Dans Maria Chapdelaine, la Maison de Samuel Chapdelaine est au centre de l’image, du cadre (voir ill. p. 96). Thomas Carrier-Lafleur se réfère, avec pertinence, à la pensée de Gaston Bachelard (dans La Poétique de l’espace principalement) pour bien comprendre l’importance de la Maison dans l’imaginaire. Il s’agit donc d’abord d’un lieu bien réel, souvent celui de l’enfance, mais c’est aussi un lieu rêvé, un lieu de protection et de rassemblement. De plus Sébastien Pilote, avec son caméraman Michel La Veaux, a décidé de situer cette maison (en fait avec une grange attenante) en plein CENTRE de l’image, de la forêt qui l’entoure.

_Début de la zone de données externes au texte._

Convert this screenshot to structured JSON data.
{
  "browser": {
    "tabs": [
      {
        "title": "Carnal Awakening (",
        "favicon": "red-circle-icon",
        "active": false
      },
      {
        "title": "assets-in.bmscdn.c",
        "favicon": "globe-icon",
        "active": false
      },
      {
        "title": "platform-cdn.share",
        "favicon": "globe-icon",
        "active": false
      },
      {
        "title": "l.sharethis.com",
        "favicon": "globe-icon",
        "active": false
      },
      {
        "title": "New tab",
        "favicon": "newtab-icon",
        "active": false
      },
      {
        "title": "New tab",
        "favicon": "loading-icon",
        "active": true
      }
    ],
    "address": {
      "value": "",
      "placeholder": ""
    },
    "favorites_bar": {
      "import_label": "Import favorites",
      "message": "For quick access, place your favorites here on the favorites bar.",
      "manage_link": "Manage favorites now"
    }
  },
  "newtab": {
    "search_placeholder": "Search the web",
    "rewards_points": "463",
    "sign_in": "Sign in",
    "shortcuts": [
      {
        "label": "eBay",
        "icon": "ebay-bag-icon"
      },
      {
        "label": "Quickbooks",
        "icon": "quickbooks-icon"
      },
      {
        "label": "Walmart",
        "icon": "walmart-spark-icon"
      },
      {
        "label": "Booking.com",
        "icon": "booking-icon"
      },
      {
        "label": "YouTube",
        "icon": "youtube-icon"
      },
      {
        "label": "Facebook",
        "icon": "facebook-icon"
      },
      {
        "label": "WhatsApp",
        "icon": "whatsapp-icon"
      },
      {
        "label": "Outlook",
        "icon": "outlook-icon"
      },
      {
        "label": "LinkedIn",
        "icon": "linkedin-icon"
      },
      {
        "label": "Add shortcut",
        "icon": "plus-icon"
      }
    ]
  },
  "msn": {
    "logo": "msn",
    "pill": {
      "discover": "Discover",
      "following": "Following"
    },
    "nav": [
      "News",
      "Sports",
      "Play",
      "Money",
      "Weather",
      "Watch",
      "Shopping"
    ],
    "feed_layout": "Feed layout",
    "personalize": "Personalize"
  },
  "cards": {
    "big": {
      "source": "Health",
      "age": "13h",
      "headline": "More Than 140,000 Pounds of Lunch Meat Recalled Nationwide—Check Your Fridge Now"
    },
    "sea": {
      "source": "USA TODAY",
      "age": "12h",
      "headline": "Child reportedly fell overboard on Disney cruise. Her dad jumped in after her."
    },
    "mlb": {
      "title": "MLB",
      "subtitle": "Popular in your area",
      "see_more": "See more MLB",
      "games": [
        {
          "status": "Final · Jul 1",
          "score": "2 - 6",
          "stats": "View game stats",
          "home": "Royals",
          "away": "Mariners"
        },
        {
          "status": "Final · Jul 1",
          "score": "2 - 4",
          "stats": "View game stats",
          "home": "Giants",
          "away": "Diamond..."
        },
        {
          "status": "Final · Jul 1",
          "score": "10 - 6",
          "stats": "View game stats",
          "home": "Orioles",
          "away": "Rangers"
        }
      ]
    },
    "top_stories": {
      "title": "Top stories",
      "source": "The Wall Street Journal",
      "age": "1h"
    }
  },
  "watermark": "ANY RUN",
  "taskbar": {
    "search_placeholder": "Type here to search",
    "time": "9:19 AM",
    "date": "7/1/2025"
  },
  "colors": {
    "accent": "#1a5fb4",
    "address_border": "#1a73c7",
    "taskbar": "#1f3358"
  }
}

La maison de Samuel Chapdelaine, et son épouse Laura, sera donc un lieu à la fois symbolique et dramatique. Tout ceci est bien compris, analysé, expliqué par Thomas Carrier. D’autre part, cette imagerie je l’ai aussi retrouvée dans un exemplaire de Maria Chapdelaine que j’ai à la maison : celui de la Librairie Arthème Fayard, de 1928/1939, avec « 29 bois originaux de Jean Lébédeff ». Ces dessins vont dans le même sens que le travail de cadrage et de caméra du film ; l’imagerie de Lébédeff rejoint celle du tandem La Veaux/Pilote.

Un aspect très important, et réussi, de ce livre, est le lien de confiance et d’amitié de l’auteur avec le réalisateur Pilote de telle sorte que son approche, en partie universitaire, sait profiter de son accès aux scénarios du réalisateur. En effet, à de nombreuses reprises, et en particulier pour Maria Chapdelaine, Thomas Carrier cite directement l’écriture des scénarios, en principe un document personnel. Et il est utile de savoir, qu’au point de départ, ce livre devait être un long entretien entre Sébastien Pilote et Thomas Carrier-Lafleur, une sorte de Hitchcock/Truffaut. Ce qui fait que tout au long de cet essai nous avons droit à de nombreuses réflexions de celui-ci sur le cinéma. Sébastien Pilote est, de toute évidence, un grand lecteur et cinéphile; il va se référer souvent, par exemple, à John Ford ou Raoul Walsh. En terminant je me dois de souligner que le choix des photos est exemplaire : elles servent toujours bien le propos, l’analyse, de Thomas Carrier-Lafleur.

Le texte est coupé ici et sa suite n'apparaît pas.